I don’t know. All I can do is keep plugging; my wife needs me, my kids need me.
But will I ever wake up happy ever again?
(Oh, and why the hell did my damn pacemaker have to go off while I was asleep? I haven’t slept well since, and frankly, sleeping is one of the few things I really like to do. I swear, it’s like some sort of Pavlovian thing. “Let’s shock him until he’s got nothing left to enjoy!”)
I can’t say that I really understand what you’re going through, but I do feel your pain. I check your blog most every day and I hope you get better, both in health and in happiness.
Also, you can’t be brave without being scared… The way you keep going, I think that’s pretty brave.
So just keep going!
Anthony,
I read your post earlier today, and waited to respond. I’ve been thinking about it all day, and trying to put something together that would be meaningful, but not completely “stalker-level creepy”, if you know what I mean.
Now you don’t know me from a hole in the ground, save for the fact that I’ve posted here a few times, but I feel that I’ve gotten to know a lot about you just by reading and seeing your work.
And just like the poster above “Kris”, I cannot honestly say that I “know what you’re going through”. But I think I understand some of it. While my own health is good, thank God, my mother’s health has been shite since I was a small child–I can remember dozens of instances of doing homework in hospital waiting rooms, staying over at grandparents and other relatives for weeks at a time because Mom was off in another specialty clinic, for another surgery. (She’s had over 30 of them.)
My point? Please don’t give up. Please don’t “Put the head down and keep plodding.” (That’s a mistake I’ve made too many times in my past. I just makes us angry, depressed, bitter, and empty.) Look around, and really think about what you have. Take joy in your wife. Take joy in your kids. Take joy in the fact that you have done and are still doing some damn fine work. And I mean “work” work as well as ViridianGames work.
Take joy in that there are people like me, who come to your blog every day, eagerly hoping that you wrote something new. Take joy in the fact that we actually _CARE_ about what you think, how you feel, how you are doing, even if you’ve never met us. (When I get my own website and dev-blog finished I promise I’ll send you the links. Maybe give you something to look forward to! Tit for tat, and all that. (Hey! That’s kind of catchy! Maybe I ought to put it on a t-shirt…? Uh, mebbe not.))
But I digress. My point is that you should find joy in all of those things. Don’t dread them as “responsibilities”–we don’t judge you because you didn’t feel up to posting a blog entry, or a screen-shot update, or a video, or whatever. Look forward to them as expressions of everything YOU. I certainly do.

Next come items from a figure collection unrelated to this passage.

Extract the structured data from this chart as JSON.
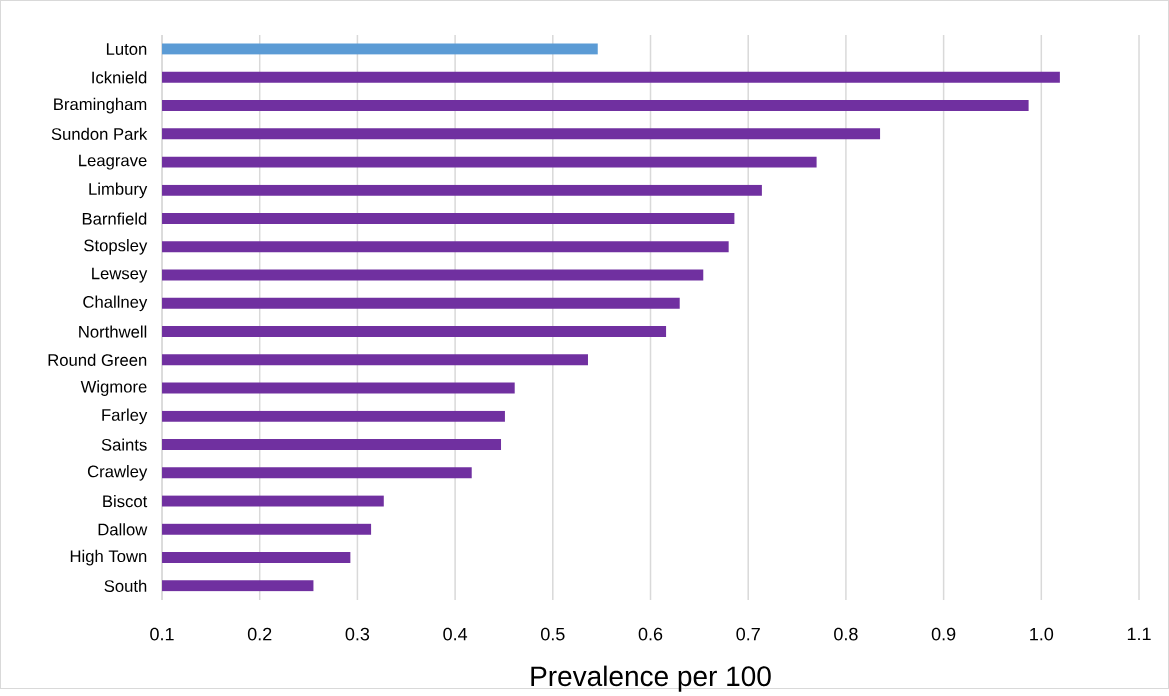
{
  "chart_data": {
    "type": "bar",
    "orientation": "horizontal",
    "xlabel": "Prevalence per 100",
    "categories": [
      "Luton",
      "Icknield",
      "Bramingham",
      "Sundon Park",
      "Leagrave",
      "Limbury",
      "Barnfield",
      "Stopsley",
      "Lewsey",
      "Challney",
      "Northwell",
      "Round Green",
      "Wigmore",
      "Farley",
      "Saints",
      "Crawley",
      "Biscot",
      "Dallow",
      "High Town",
      "South"
    ],
    "values": [
      0.546,
      1.019,
      0.987,
      0.835,
      0.77,
      0.714,
      0.686,
      0.68,
      0.654,
      0.63,
      0.616,
      0.536,
      0.461,
      0.451,
      0.447,
      0.417,
      0.327,
      0.314,
      0.293,
      0.255
    ],
    "colors": [
      "#5b9bd5",
      "#7030a0",
      "#7030a0",
      "#7030a0",
      "#7030a0",
      "#7030a0",
      "#7030a0",
      "#7030a0",
      "#7030a0",
      "#7030a0",
      "#7030a0",
      "#7030a0",
      "#7030a0",
      "#7030a0",
      "#7030a0",
      "#7030a0",
      "#7030a0",
      "#7030a0",
      "#7030a0",
      "#7030a0"
    ],
    "xlim": [
      0.1,
      1.1
    ],
    "xticks": [
      0.1,
      0.2,
      0.3,
      0.4,
      0.5,
      0.6,
      0.7,
      0.8,
      0.9,
      {
        "value": 1.0,
        "label": "1.0"
      },
      1.1
    ],
    "grid": "x"
  }
}
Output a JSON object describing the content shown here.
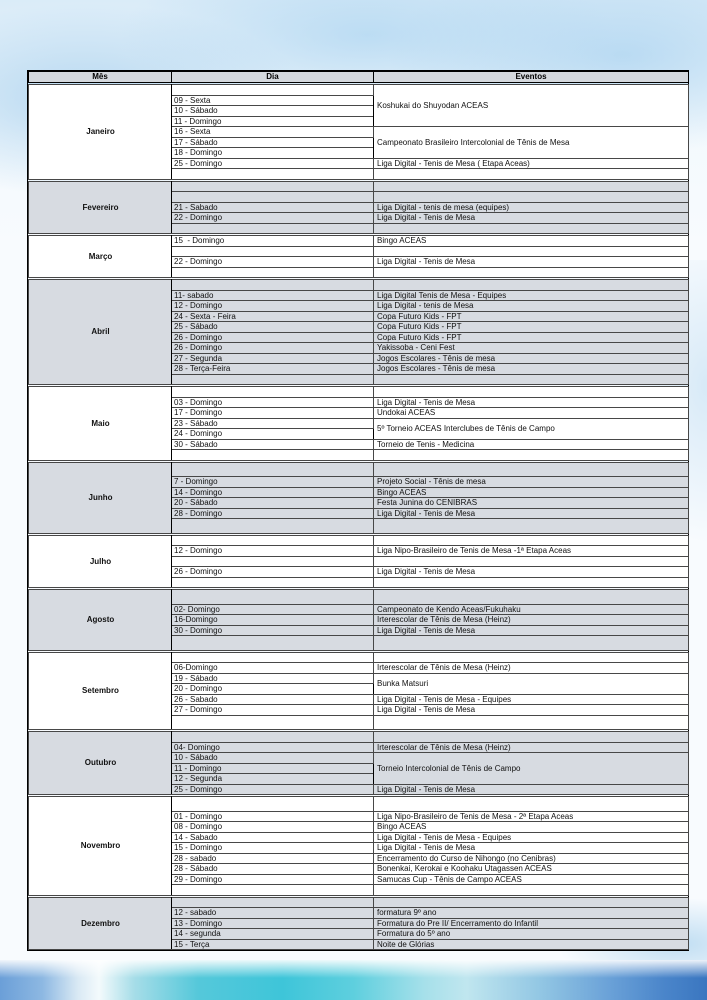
{
  "page": {
    "type": "event-calendar-document",
    "colors": {
      "section_shade": "#d7dbe1",
      "header_bg": "#d4d8dd",
      "table_border": "#000000",
      "watercolor_light_blue": "#bcd9ee",
      "watercolor_teal": "#45c6d9",
      "watercolor_deep_blue": "#4a86c8"
    }
  },
  "table": {
    "headers": [
      "Mês",
      "Dia",
      "Eventos"
    ],
    "months": [
      {
        "name": "Janeiro",
        "shaded": false,
        "rows": [
          {
            "d": "",
            "e": "Koshukai do Shuyodan ACEAS",
            "s": 4
          },
          {
            "d": "09 - Sexta"
          },
          {
            "d": "10 - Sábado"
          },
          {
            "d": "11 - Domingo"
          },
          {
            "d": "16 - Sexta",
            "e": "Campeonato Brasileiro Intercolonial de Tênis de Mesa",
            "s": 3
          },
          {
            "d": "17 - Sábado"
          },
          {
            "d": "18 - Domingo"
          },
          {
            "d": "25 - Domingo",
            "e": "Liga Digital - Tenis de Mesa ( Etapa Aceas)"
          },
          {
            "d": "",
            "e": ""
          }
        ]
      },
      {
        "name": "Fevereiro",
        "shaded": true,
        "rows": [
          {
            "d": "",
            "e": ""
          },
          {
            "d": "",
            "e": ""
          },
          {
            "d": "21 - Sabado",
            "e": "Liga Digital - tenis de mesa (equipes)"
          },
          {
            "d": "22 - Domingo",
            "e": "Liga Digital - Tenis de Mesa"
          },
          {
            "d": "",
            "e": ""
          }
        ]
      },
      {
        "name": "Março",
        "shaded": false,
        "rows": [
          {
            "d": "15  - Domingo",
            "e": "Bingo ACEAS"
          },
          {
            "d": "",
            "e": ""
          },
          {
            "d": "22 - Domingo",
            "e": "Liga Digital - Tenis de Mesa"
          },
          {
            "d": "",
            "e": ""
          }
        ]
      },
      {
        "name": "Abril",
        "shaded": true,
        "rows": [
          {
            "d": "",
            "e": ""
          },
          {
            "d": "11- sabado",
            "e": "Liga Digital Tenis de Mesa - Equipes"
          },
          {
            "d": "12 - Domingo",
            "e": "Liga Digital - tenis de Mesa"
          },
          {
            "d": "24 - Sexta - Feira",
            "e": "Copa Futuro Kids - FPT"
          },
          {
            "d": "25 - Sábado",
            "e": "Copa Futuro Kids - FPT"
          },
          {
            "d": "26 - Domingo",
            "e": "Copa Futuro Kids - FPT"
          },
          {
            "d": "26 - Domingo",
            "e": "Yakissoba - Ceni Fest"
          },
          {
            "d": "27 - Segunda",
            "e": "Jogos Escolares - Tênis de mesa"
          },
          {
            "d": "28 - Terça-Feira",
            "e": "Jogos Escolares - Tênis de mesa"
          },
          {
            "d": "",
            "e": ""
          }
        ]
      },
      {
        "name": "Maio",
        "shaded": false,
        "rows": [
          {
            "d": "",
            "e": ""
          },
          {
            "d": "03 - Domingo",
            "e": "Liga Digital - Tenis de Mesa"
          },
          {
            "d": "17 - Domingo",
            "e": "Undokai ACEAS"
          },
          {
            "d": "23 - Sábado",
            "e": "5º Torneio ACEAS Interclubes de Tênis de Campo",
            "s": 2
          },
          {
            "d": "24 - Domingo"
          },
          {
            "d": "30 - Sábado",
            "e": "Torneio de Tenis - Medicina"
          },
          {
            "d": "",
            "e": ""
          }
        ]
      },
      {
        "name": "Junho",
        "shaded": true,
        "rows": [
          {
            "d": "",
            "e": "",
            "tall": true
          },
          {
            "d": "7 - Domingo",
            "e": "Projeto Social - Tênis de mesa"
          },
          {
            "d": "14 - Domingo",
            "e": "Bingo ACEAS"
          },
          {
            "d": "20 - Sábado",
            "e": "Festa Junina do CENIBRAS"
          },
          {
            "d": "28 - Domingo",
            "e": "Liga Digital - Tenis de Mesa"
          },
          {
            "d": "",
            "e": "",
            "tall": true
          }
        ]
      },
      {
        "name": "Julho",
        "shaded": false,
        "rows": [
          {
            "d": "",
            "e": ""
          },
          {
            "d": "12 - Domingo",
            "e": "Liga Nipo-Brasileiro de Tenis de Mesa -1ª Etapa Aceas"
          },
          {
            "d": "",
            "e": ""
          },
          {
            "d": "26 - Domingo",
            "e": "Liga Digital - Tenis de Mesa"
          },
          {
            "d": "",
            "e": ""
          }
        ]
      },
      {
        "name": "Agosto",
        "shaded": true,
        "rows": [
          {
            "d": "",
            "e": "",
            "tall": true
          },
          {
            "d": "02- Domingo",
            "e": "Campeonato de Kendo Aceas/Fukuhaku"
          },
          {
            "d": "16-Domingo",
            "e": "Irterescolar de Tênis de Mesa (Heinz)"
          },
          {
            "d": "30 - Domingo",
            "e": "Liga Digital - Tenis de Mesa"
          },
          {
            "d": "",
            "e": "",
            "tall": true
          }
        ]
      },
      {
        "name": "Setembro",
        "shaded": false,
        "rows": [
          {
            "d": "",
            "e": ""
          },
          {
            "d": "06-Domingo",
            "e": "Irterescolar de Tênis de Mesa (Heinz)"
          },
          {
            "d": "19 - Sábado",
            "e": "Bunka Matsuri",
            "s": 2
          },
          {
            "d": "20 - Domingo"
          },
          {
            "d": "26 - Sabado",
            "e": "Liga Digital - Tenis de Mesa - Equipes"
          },
          {
            "d": "27 - Domingo",
            "e": "Liga Digital - Tenis de Mesa"
          },
          {
            "d": "",
            "e": "",
            "tall": true
          }
        ]
      },
      {
        "name": "Outubro",
        "shaded": true,
        "rows": [
          {
            "d": "",
            "e": ""
          },
          {
            "d": "04- Domingo",
            "e": "Irterescolar de Tênis de Mesa (Heinz)"
          },
          {
            "d": "10 - Sábado",
            "e": "Torneio Intercolonial de Tênis de Campo",
            "s": 3
          },
          {
            "d": "11 - Domingo"
          },
          {
            "d": "12 - Segunda"
          },
          {
            "d": "25 - Domingo",
            "e": "Liga Digital - Tenis de Mesa"
          }
        ]
      },
      {
        "name": "Novembro",
        "shaded": false,
        "rows": [
          {
            "d": "",
            "e": "",
            "tall": true
          },
          {
            "d": "01 - Domingo",
            "e": "Liga Nipo-Brasileiro de Tenis de Mesa - 2ª Etapa Aceas"
          },
          {
            "d": "08 - Domingo",
            "e": "Bingo ACEAS"
          },
          {
            "d": "14 - Sabado",
            "e": "Liga Digital - Tenis de Mesa - Equipes"
          },
          {
            "d": "15 - Domingo",
            "e": "Liga Digital - Tenis de Mesa"
          },
          {
            "d": "28 - sabado",
            "e": "Encerramento do Curso de Nihongo (no Cenibras)"
          },
          {
            "d": "28 - Sábado",
            "e": "Bonenkai, Kerokai e Koohaku Utagassen ACEAS"
          },
          {
            "d": "29 - Domingo",
            "e": "Samucas Cup - Tênis de Campo ACEAS"
          },
          {
            "d": "",
            "e": ""
          }
        ]
      },
      {
        "name": "Dezembro",
        "shaded": true,
        "rows": [
          {
            "d": "",
            "e": ""
          },
          {
            "d": "12 - sabado",
            "e": "formatura 9º ano"
          },
          {
            "d": "13 - Domingo",
            "e": "Formatura do Pre II/ Encerramento do Infantil"
          },
          {
            "d": "14 - segunda",
            "e": "Formatura do 5º ano"
          },
          {
            "d": "15 - Terça",
            "e": "Noite de Glórias"
          }
        ]
      }
    ]
  }
}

Will your stress dissapate? Maybe not, but you just might get some respite. Many philosophers, from Zen to Christian to Greek to Atheist have posited, “Being happy and optimistic is not an outcome of our circumstances, it is a _choice_ we make. Sometimes that choice to be happy is a difficult one, but it can be done. And that is perhaps the greatest thing we can teach our children.” (Pardon the paraphrasing..)
Anyway, I’m glad the ticker is under control, and the weight is off. Please PTFSD, PUTDA (Pick Up The Damn Apple), and KCCS (Keep Coding Cool Stuff).
Cheers from a fellow grey-beard dev!
Found your blog while looking for videos of Powermonger for my blogs review section. I used your video as it contained all good info about a game and i hope it’s fine by you, please have a look at my blog ( http://spinningcubes.com ) and say if you thinks it’s OK :). About your current post i hope things are well with you, you might die soon or you might live another 50 years and then all these sad days would have been wasted so try to think =). I try to every day, i have a similar problem with anxiety and I’m eating anti-depressants drugs so the sad thoughts don’t fry my brain. All that remains is to try to face each day as it will be a great one =).